Moses Boyd – ‘Dark Matter’ review: dazzling jazz bangers built for the dancefloor

Moses Boyd’s ‘Dark Matter’ – his solo debut as a producer and band leader proper – draws on such a melting-pot of genres

It’s perhaps no wonder that Moses Boyd’s debut solo album draws on an eclectic range of influences. Growing up in Catford, south London, Boyd’s music-loving family played everything from gospel, soul and funk to experimental, rock and reggae. On any given day, Boyd said it was normal to hear Björk, Debussy, N.E.R.D., Tupac, Nas and Youssou N’Dour in his childhood home. At school, meanwhile, Boyd was already swapping beats with his grime-loving classmates in his first year and later, after taking up drums aged 13, Boyd discovered jazz and was soon studying videos of Miles Davis and Sonny Rollins.

Boyd recently said it was N.E.R.D.’s ‘Fly or Die’ that left the greatest mark on him at that time. The album was largely judged to be an anomaly by critics in 2004 who didn’t understand how Pharrell and co would dare to position jazz alongside funk, rock, R&B and hip-hop. In 2020, however, that kind of cross-pollination is par for the course.

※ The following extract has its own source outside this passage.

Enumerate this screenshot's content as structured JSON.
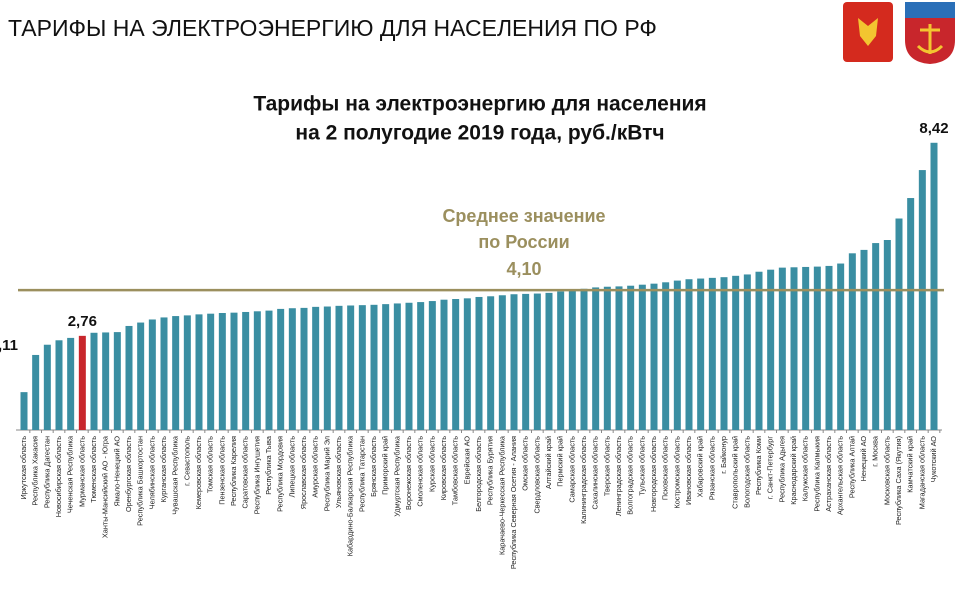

Boyd’s ‘Dark Matter’ – his solo debut as a producer and band leader proper – draws on such a melting-pot of genres and styles where complex jazz rhythms sit alongside electronica, dance, rock, grime and pop. Whilst its head leans towards the mathematical with its polymath rhythms and intricate structures, its heart is firmly on the dancefloor – much like his 2016 breakout, ‘Rye Lane Shuffle’ which saw Boyd collaborate with Four Tet and Floating Points.

Moses Boyd
Moses Boyd at the jazz Cafe in London. Credit: Getty

Opener ‘Stranger Than Fiction’ gently twinkles into life before the rich tuba of Sons of Kemet’s Theon Cross transforms it into an infectious rump-shaking instrumental. Add in the skittish drums of Boyd with the frenetic synths of Erza Collective’s Joe Armon-Jones and the track becomes one of the most danceable on the record. ‘2 Far Gone’ is made in a similar vein, where Boyd’s breathless drumming drives the track alongside up-tempo, arpeggiated keys from Armon-Jones to create something with a ‘Kid A’ sentiment.

The style carries through on album standout ‘Only You’ which channels the darker dance styles of the London Underground alongside a woozy Afrobeat underscore. Elsewhere, there’s a much heavier Afrobeat leaning thanks to the fact that the album began life, by accident, in South Africa. Boyd was there to make an album with Klein, Nonku Phiri, Ribane and DJ Lag but ended up travelling around the homes of local artists, recording snatches of rhythms and sound samples when he could. “South Africa is a buzzing, rich musical place,” Boyd said of his travels. “When I got back to London, I found it had changed my way of thinking,” he later added. The endlessly upbeat ‘BTB’ and ‘Y.O.Y.O’ show how the country influenced Boyd and of the way the artist can collage a multitude of genres naturally.

Following on from his acclaimed project, ‘Displaced Diaspora’ there are exciting collaborations on ‘Dark Matter’ too, not least with NME 100 alumni Poppy Ajudha on the album’s standout pop banger, ‘Shades of You’. Another comes via Obongjayar on the album’s fierce political moment, ‘Dancing in the Dark’. “The world is changing / The rules are not the same / Why my brothers so afraid / Why my brothers full of hate,” Obongjayar mournfully sings on a track exploring racism and otherness post-Brexit.

Whilst jazz and dance are at the forefront of this album’s heart, you can trace a multitude of other genres under its surface, from grime to rock and funk to pop. It’s an ambitious work full of scope, where Boyd continues to innovate and impress.